Miró en dirección a una de las mesas.
—¡Voy!
—Espere. —Le detuvo Norman antes de que se fuera—. ¿Cuándo hay actuaciones aquí?
—Los viernes y los sábados, y a veces algún día entre semana si hay algún acontecimiento o al siguiente es festivo. ¿Por qué?
—¿Tiene alguien fijo o algo así?, ¿un grupo, un solista?
—¿Fijo aquí? ¿Estás de broma? Todo el que quiere cantar sube y lo hace. —Lo matizó—: Si es decentemente bueno, claro. Los sábados son el mejor día para eso, con el bar a reventar.

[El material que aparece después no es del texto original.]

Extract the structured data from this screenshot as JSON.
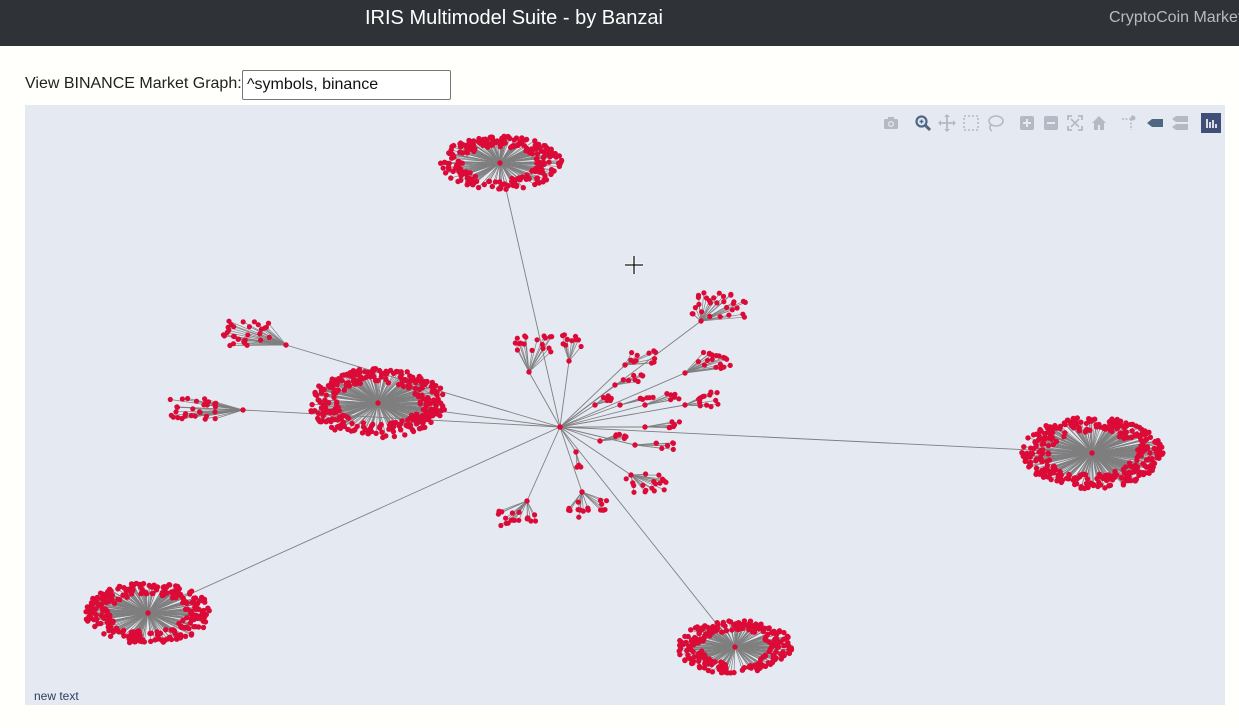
{
  "header": {
    "title": "IRIS Multimodel Suite - by Banzai",
    "nav_link": "CryptoCoin Market"
  },
  "query": {
    "label": "View BINANCE Market Graph:",
    "value": "^symbols, binance"
  },
  "graph": {
    "node_color": "#dc0a36",
    "edge_color": "#7f7f7f",
    "background": "#e5e9f2",
    "footer_text": "new text"
  },
  "modebar": {
    "buttons": [
      {
        "name": "download-plot-button",
        "icon": "camera-icon",
        "color": "#b4bac4"
      },
      {
        "name": "zoom-button",
        "icon": "zoom-icon",
        "color": "#506784"
      },
      {
        "name": "pan-button",
        "icon": "pan-icon",
        "color": "#b4bac4"
      },
      {
        "name": "box-select-button",
        "icon": "box-select-icon",
        "color": "#b4bac4"
      },
      {
        "name": "lasso-select-button",
        "icon": "lasso-icon",
        "color": "#b4bac4"
      },
      {
        "name": "zoom-in-button",
        "icon": "zoom-in-icon",
        "color": "#b4bac4"
      },
      {
        "name": "zoom-out-button",
        "icon": "zoom-out-icon",
        "color": "#b4bac4"
      },
      {
        "name": "autoscale-button",
        "icon": "autoscale-icon",
        "color": "#b4bac4"
      },
      {
        "name": "reset-axes-button",
        "icon": "home-icon",
        "color": "#b4bac4"
      },
      {
        "name": "toggle-spike-lines-button",
        "icon": "spikeline-icon",
        "color": "#b4bac4"
      },
      {
        "name": "show-closest-data-button",
        "icon": "hover-closest-icon",
        "color": "#506784"
      },
      {
        "name": "compare-data-button",
        "icon": "hover-compare-icon",
        "color": "#b4bac4"
      },
      {
        "name": "plotly-logo-button",
        "icon": "plotly-logo-icon",
        "color": "#3f4f75"
      }
    ]
  }
}
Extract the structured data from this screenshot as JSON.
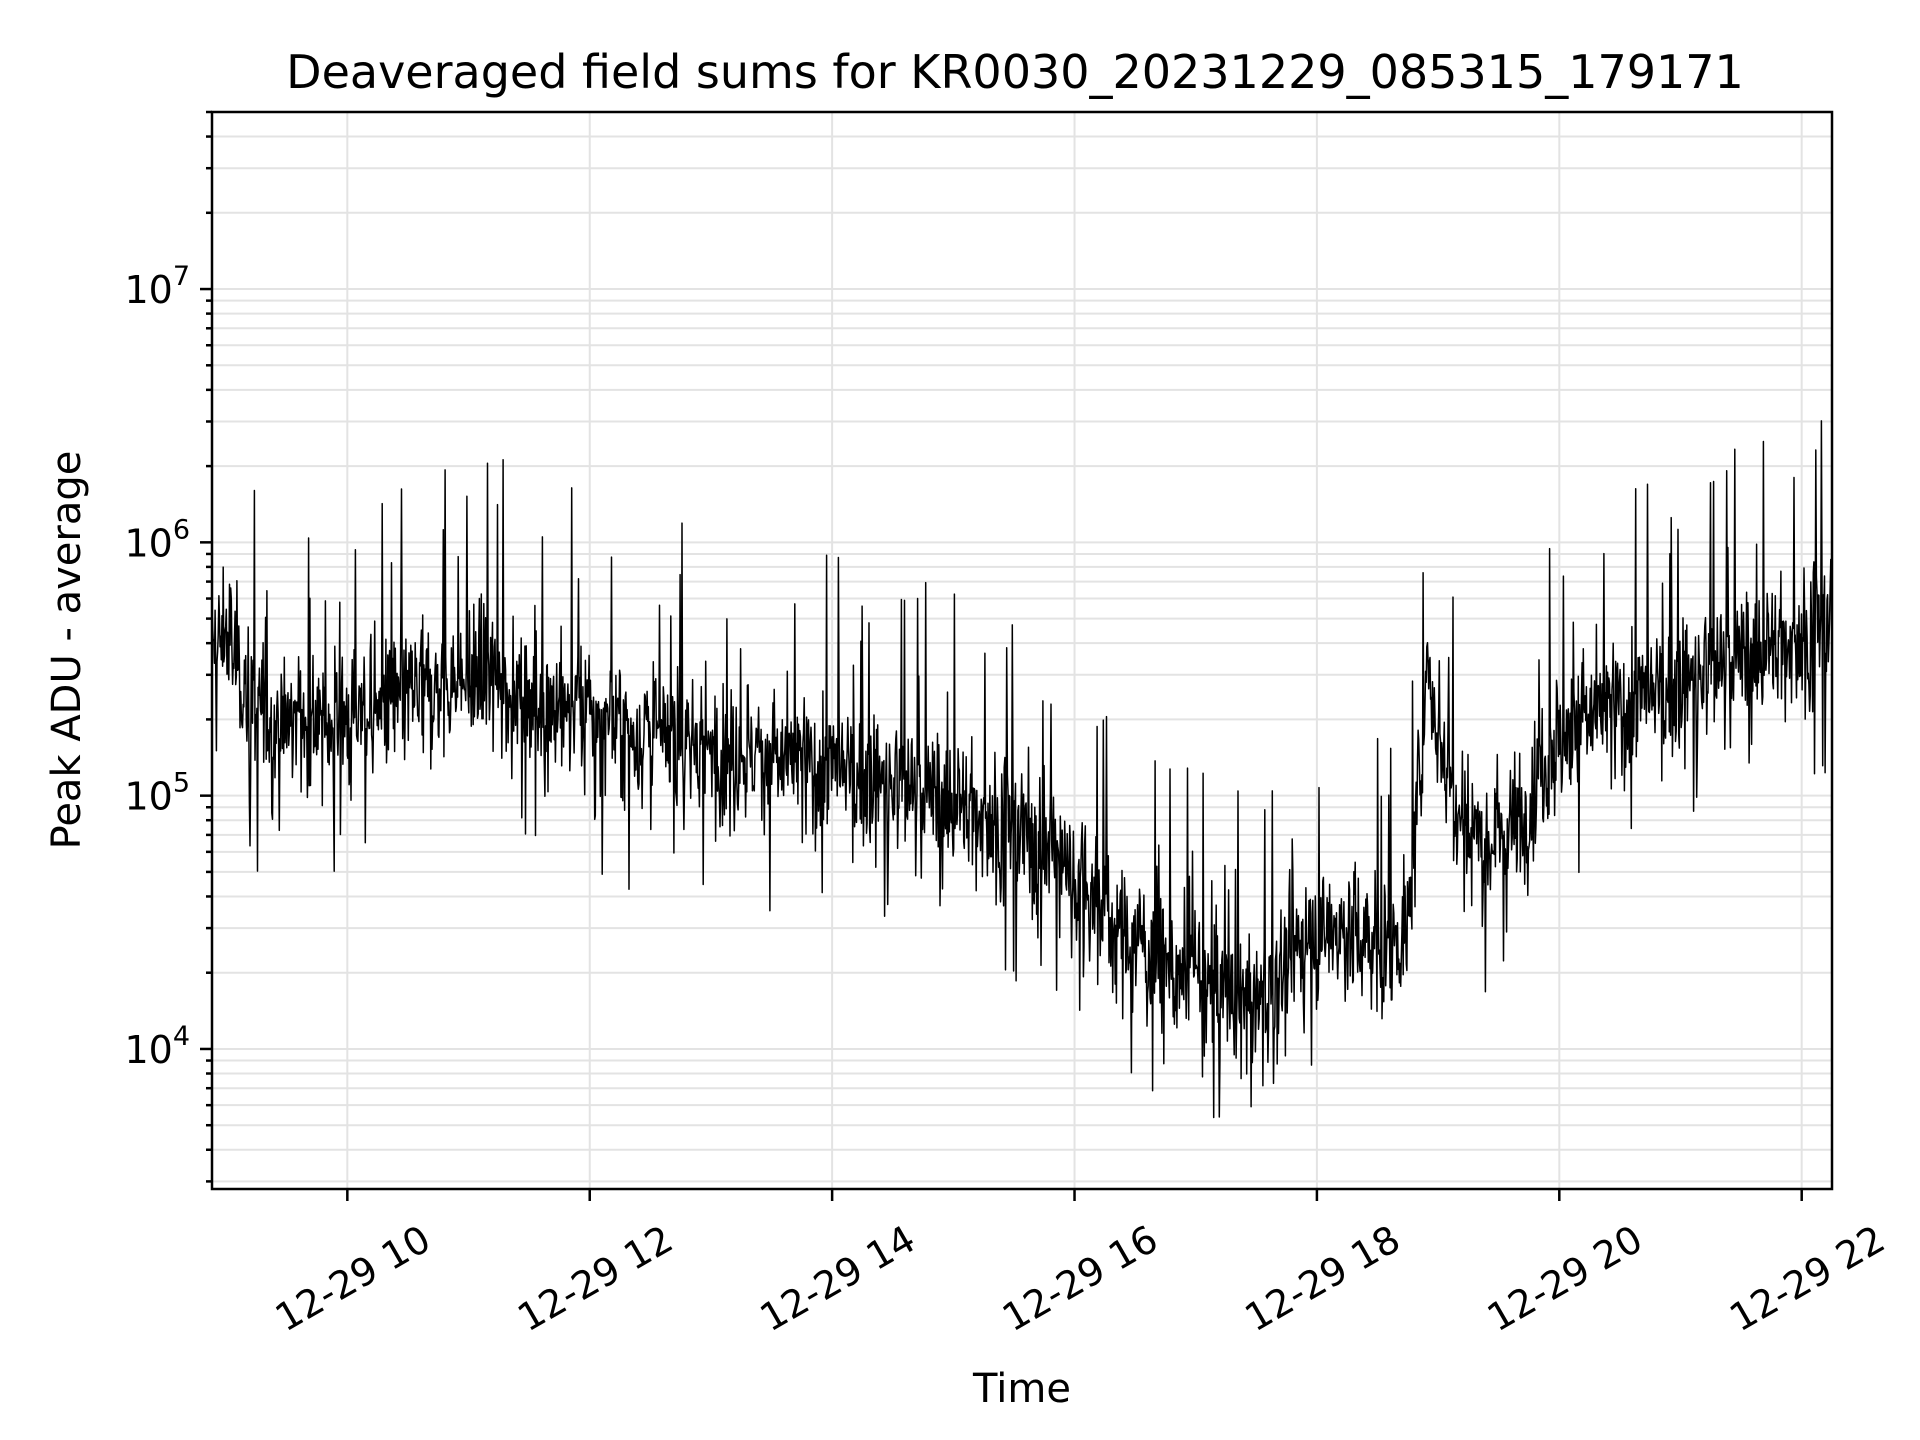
{
  "chart_data": {
    "type": "line",
    "title": "Deaveraged field sums for KR0030_20231229_085315_179171",
    "xlabel": "Time",
    "ylabel": "Peak ADU - average",
    "yscale": "log",
    "ylim": [
      2800,
      50000000
    ],
    "xlim": [
      "2023-12-29 08:53",
      "2023-12-29 22:15"
    ],
    "grid": true,
    "line_color": "#000000",
    "x_ticks": [
      "12-29 10",
      "12-29 12",
      "12-29 14",
      "12-29 16",
      "12-29 18",
      "12-29 20",
      "12-29 22"
    ],
    "y_ticks": [
      {
        "base": "10",
        "exp": "4",
        "value": 10000
      },
      {
        "base": "10",
        "exp": "5",
        "value": 100000
      },
      {
        "base": "10",
        "exp": "6",
        "value": 1000000
      },
      {
        "base": "10",
        "exp": "7",
        "value": 10000000
      }
    ],
    "series": [
      {
        "x": [
          "2023-12-29 08:53",
          "2023-12-29 09:00",
          "2023-12-29 09:07",
          "2023-12-29 09:15",
          "2023-12-29 09:25",
          "2023-12-29 09:35",
          "2023-12-29 09:50",
          "2023-12-29 10:05",
          "2023-12-29 10:20",
          "2023-12-29 10:40",
          "2023-12-29 11:00",
          "2023-12-29 11:15",
          "2023-12-29 11:30",
          "2023-12-29 11:50",
          "2023-12-29 12:10",
          "2023-12-29 12:30",
          "2023-12-29 12:50",
          "2023-12-29 13:10",
          "2023-12-29 13:30",
          "2023-12-29 13:50",
          "2023-12-29 14:10",
          "2023-12-29 14:30",
          "2023-12-29 14:50",
          "2023-12-29 15:05",
          "2023-12-29 15:20",
          "2023-12-29 15:35",
          "2023-12-29 15:50",
          "2023-12-29 16:05",
          "2023-12-29 16:20",
          "2023-12-29 16:35",
          "2023-12-29 16:50",
          "2023-12-29 17:05",
          "2023-12-29 17:20",
          "2023-12-29 17:35",
          "2023-12-29 17:50",
          "2023-12-29 18:05",
          "2023-12-29 18:20",
          "2023-12-29 18:35",
          "2023-12-29 18:45",
          "2023-12-29 18:55",
          "2023-12-29 19:05",
          "2023-12-29 19:15",
          "2023-12-29 19:25",
          "2023-12-29 19:40",
          "2023-12-29 19:55",
          "2023-12-29 20:10",
          "2023-12-29 20:30",
          "2023-12-29 20:50",
          "2023-12-29 21:10",
          "2023-12-29 21:30",
          "2023-12-29 21:45",
          "2023-12-29 22:00",
          "2023-12-29 22:15"
        ],
        "values": [
          350000,
          450000,
          300000,
          220000,
          180000,
          200000,
          190000,
          210000,
          230000,
          260000,
          280000,
          290000,
          240000,
          220000,
          190000,
          170000,
          160000,
          150000,
          140000,
          130000,
          120000,
          110000,
          100000,
          90000,
          80000,
          70000,
          60000,
          45000,
          30000,
          25000,
          20000,
          18000,
          16000,
          15000,
          25000,
          30000,
          28000,
          25000,
          30000,
          300000,
          120000,
          80000,
          70000,
          80000,
          150000,
          200000,
          220000,
          250000,
          300000,
          350000,
          380000,
          420000,
          500000
        ]
      }
    ]
  }
}
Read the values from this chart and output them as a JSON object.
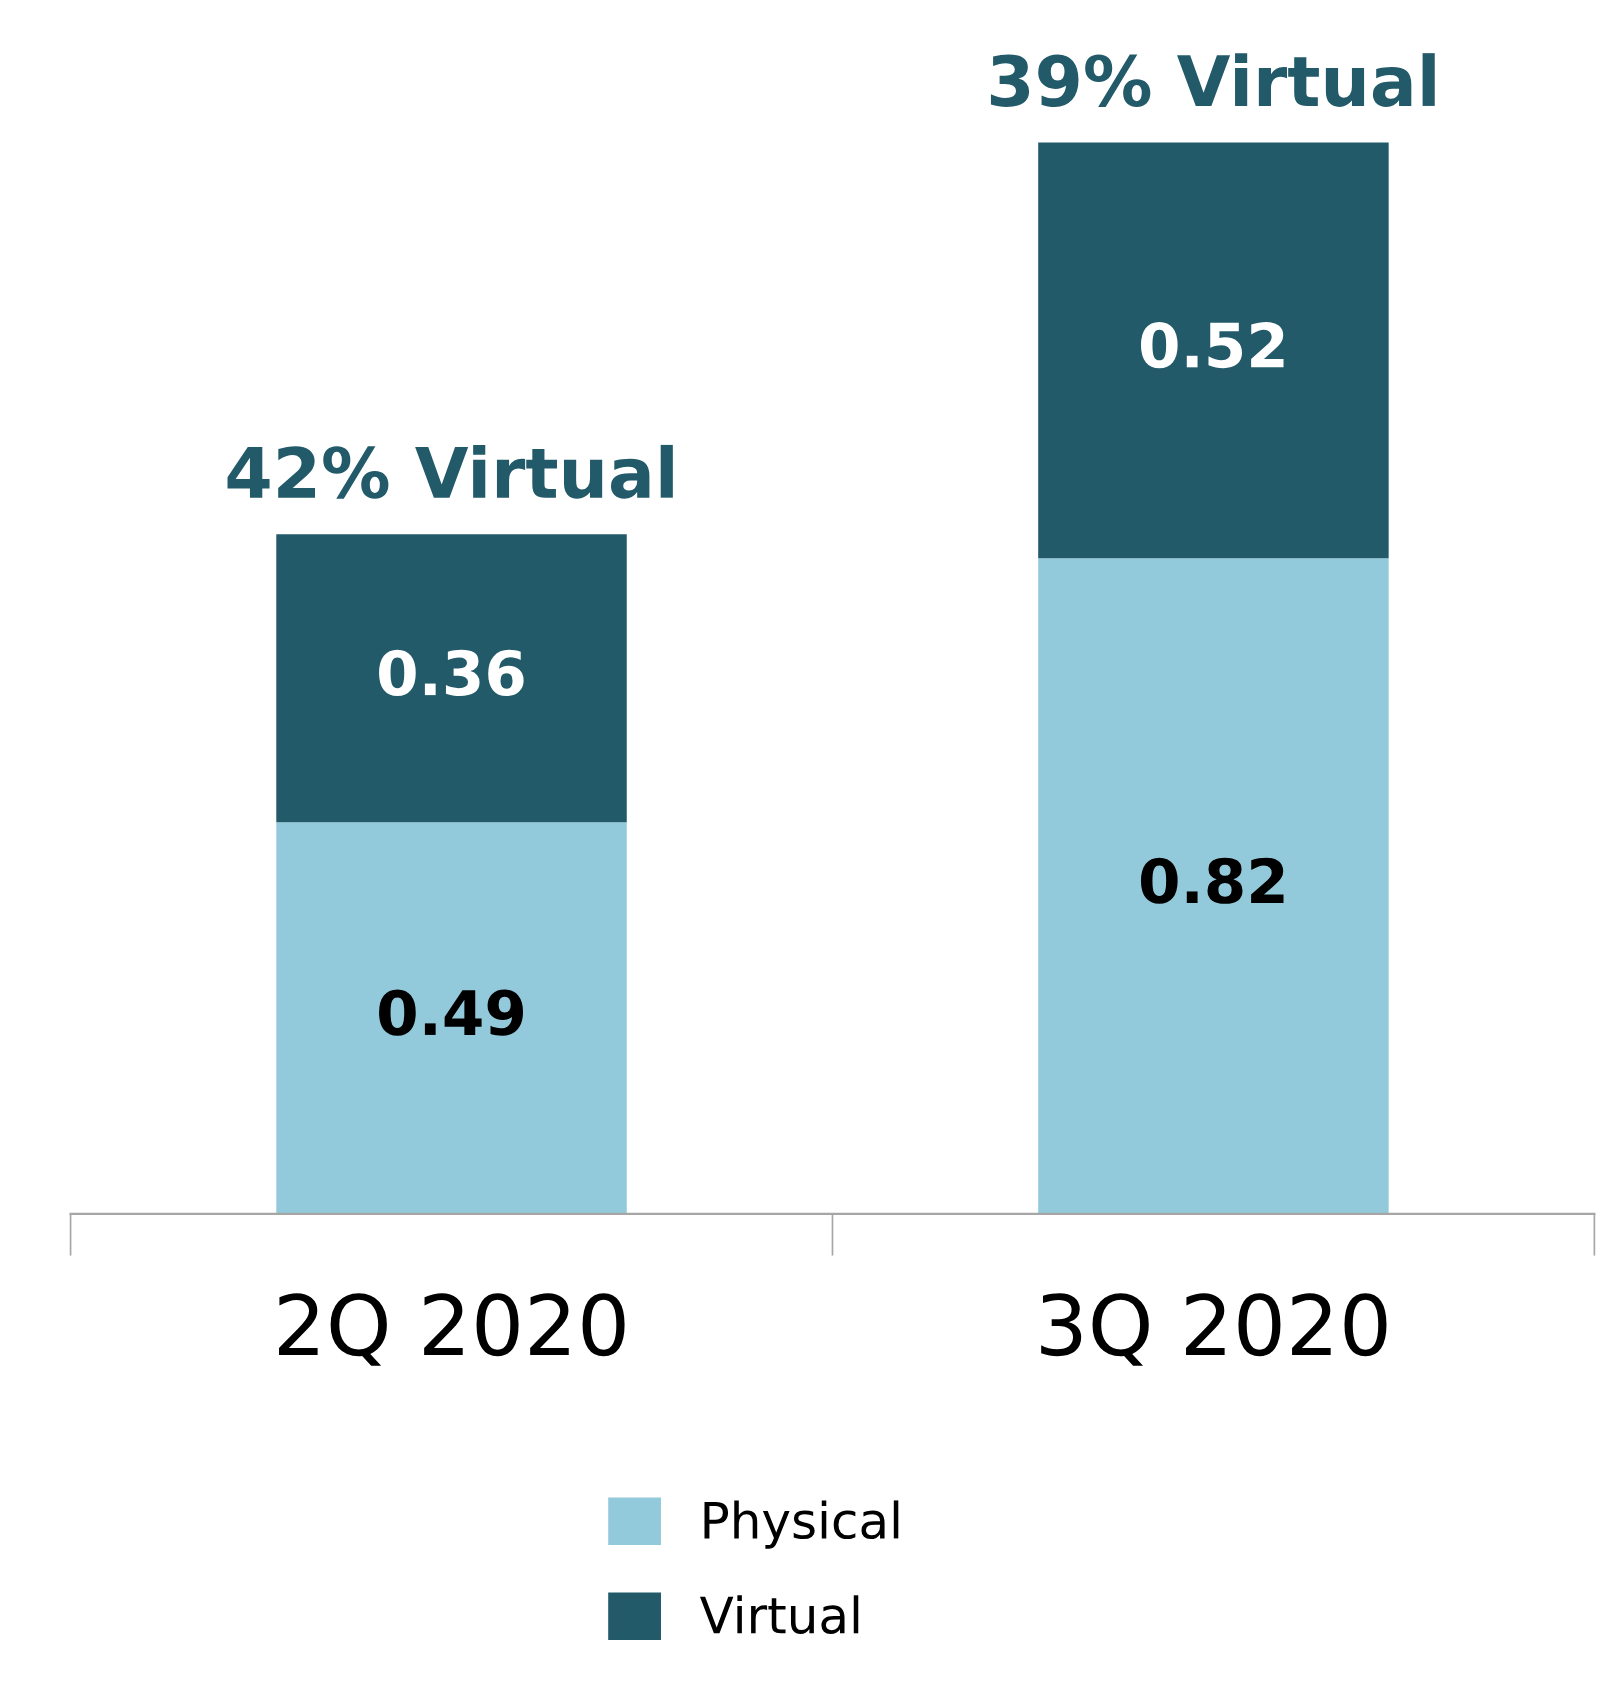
{
  "chart_data": {
    "type": "bar",
    "stacked": true,
    "categories": [
      "2Q 2020",
      "3Q 2020"
    ],
    "series": [
      {
        "name": "Physical",
        "color": "#93cadb",
        "values": [
          0.49,
          0.82
        ]
      },
      {
        "name": "Virtual",
        "color": "#225a6a",
        "values": [
          0.36,
          0.52
        ]
      }
    ],
    "data_labels": true,
    "legend": "bottom",
    "grid": false,
    "annotations": [
      {
        "text": "42% Virtual",
        "x": "2Q 2020",
        "y": 0.85
      },
      {
        "text": "39% Virtual",
        "x": "3Q 2020",
        "y": 1.34
      }
    ]
  }
}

—Yo toco la guitarra y canto. ¿Podría...?
Mo se encogió de hombros.
—Poder, puedes. Depende de ti, ya te digo. Demuéstrame que vales algo.
—Puedo ir a por mi guitarra y...
—No hace falta. Tengo una ahí atrás. Andando.
Norman parpadeó. ¿Así de fácil? ¿Pasaba una prueba, un examen, y ya podía subirse al escenario donde tantas veces había cantado Leo Calvert?
¡Claro que estaba preparado!
—¡Te sirvo enseguida, August! ¡Dame un minuto! —le dijo Mo al que acababa de llamarle.
Siguió al dueño del bar hasta una puerta. No solo era poder cantar. También era poder seguir hablando de él, haciendo preguntas. Mo parecía dispuesto.
—Venga —dijo el hombre, señalándole una guitarra—. Te doy tres minutos para convencerme de que vales algo y tienes lo que hay que tener para subirte a ese escenario.